After transitioning from Missouri to San Francisco, where I lived for 5 years, I moved to Colorado. Traveling, hiking and camping in Colorado with my family in the 50’s and 60’s, I fell in love with the mountains, landscape and climate. I always knew I would find my way to Colorado.

It didn’t take long before I became a guest lecturer on the adjunct faculty at Denver University. One night, in 1995, when I was teaching a class of adult MBA students, we got into a meaningful discussion about “balance of life”. We talked about the importance, the need to rejuvenate ourselves in our free time by engaging in things we enjoy and are passionate about. Afterwards, one of the students asked me, “You asked us about what we enjoy that recharges our batteries, what about you? What are you passionate about?” I told him about my interest in Native Americans, their culture, and my appreciation for the photographs of Edward Curtis. He responded, “Well you know, we have some Curtis photographs here at the university, in the special collections library downstairs.” I said, “Really!? Cool, I’ll check it out. Thanks.”

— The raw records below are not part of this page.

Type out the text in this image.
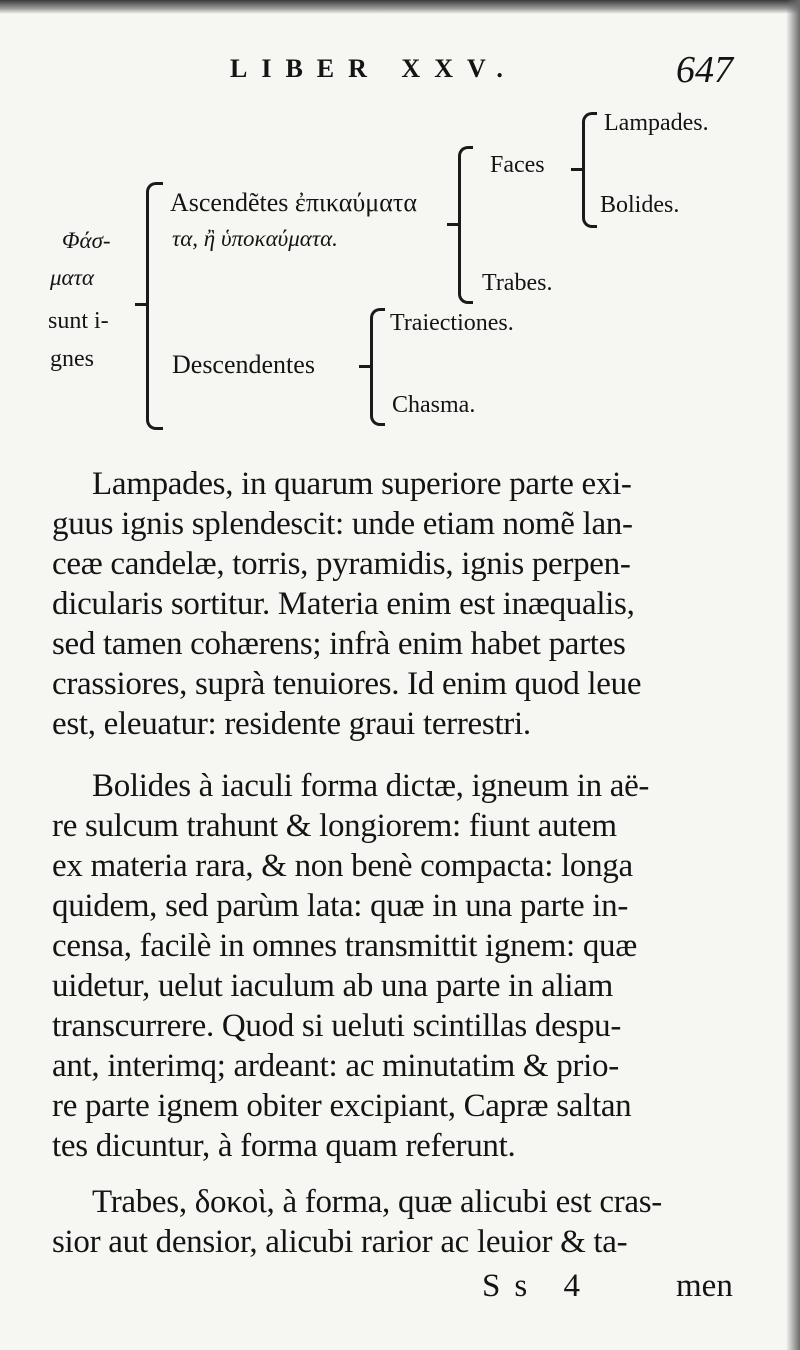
LIBER XXV.	647
Φάσ-
ματα
sunt i-
gnes
Ascendẽtes ἐπικαύματα
τα, ἢ ὑποκαύματα.
Faces
Trabes.
Lampades.
Bolides.
Descendentes
Traiectiones.
Chasma.
Lampades, in quarum superiore parte exi-
guus ignis splendescit: unde etiam nomẽ lan-
ceæ candelæ, torris, pyramidis, ignis perpen-
dicularis sortitur. Materia enim est inæqualis,
sed tamen cohærens; infrà enim habet partes
crassiores, suprà tenuiores. Id enim quod leue
est, eleuatur: residente graui terrestri.
Bolides à iaculi forma dictæ, igneum in aë-
re sulcum trahunt & longiorem: fiunt autem
ex materia rara, & non benè compacta: longa
quidem, sed parùm lata: quæ in una parte in-
censa, facilè in omnes transmittit ignem: quæ
uidetur, uelut iaculum ab una parte in aliam
transcurrere. Quod si ueluti scintillas despu-
ant, interimq; ardeant: ac minutatim & prio-
re parte ignem obiter excipiant, Capræ saltan
tes dicuntur, à forma quam referunt.
Trabes, δοκοὶ, à forma, quæ alicubi est cras-
sior aut densior, alicubi rarior ac leuior & ta-
Ss 4 men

Three months later, I went to the special collections library and asked the curator, Steve Fisher, if they had some Curtis photographs there. He said, “Yes we do, but we’re really busy right now. Why don’t you come back at winter break?” Three more months passed. I made an appointment with the curator to see what they had. It was the middle of December. Steve Fisher escorted me downstairs to the vault. It was eerily dimly lit, empty and quiet with all the students and staff gone. He brought me to the high security doors protecting the valuable contents residing in the climate controlled vault. He had me look away as he pushed the numbered buttons entering the code to open the vault. The shelves, ladened with rare old books and manuscripts, were mounted on rollers and glided sideways apart allowing us access to the aisle with the Curtis prints. In the dim light, I peered to the back of the aisle and saw the glint of the gold leaf lettering embossed on the Moroccan leather folios and text books. In that moment I realized we didn’t have “some” Curtis photographs; we had all 20 folios and all 20 books! We had a complete, intact, 20-volume set of Curtis’s master work, “The North American Indian

The curator asked what I would like to see first. I said, “Folio number I, the Navaho and the Apache”. We lifted Folio I off the shelf and took it to the viewing room. Following the protocol, I put on the white cotton gloves and he left the room locking the door. I opened the folio and started going through the large folio prints one by one. After all the visits I’ve had over the years to museums and libraries around the country, requesting to see their Curtis collections, and in some cases being denied or kicked out after I was apparently overly persistent, I couldn’t believe what I was seeing.  They were all printed on the fine Japanese tissue paper, considered by many collectors as the most preferred because of their unique magical sense of light and depth. As I approached and came to Plate 28, “Canon De Chelly”, tears started to well up in my eyes. I had to back away from the table so my tears wouldn’t fall on these rare invaluable prints.

I had been teaching at the university since 1985. And literally, right under my nose, under my feet, downstairs below resided something I had been studying and seeking most of my adult life. Curtis’s Magnus Opus had been very well preserved, right here, in arid Colorado, all this time since 1938 in our climate controlled vault. No humidity, no sunlight, nobody touching them with their oily fingers. I realized I was looking at the best set of Curtis’s photogravures I had ever seen. A uniquely American treasure.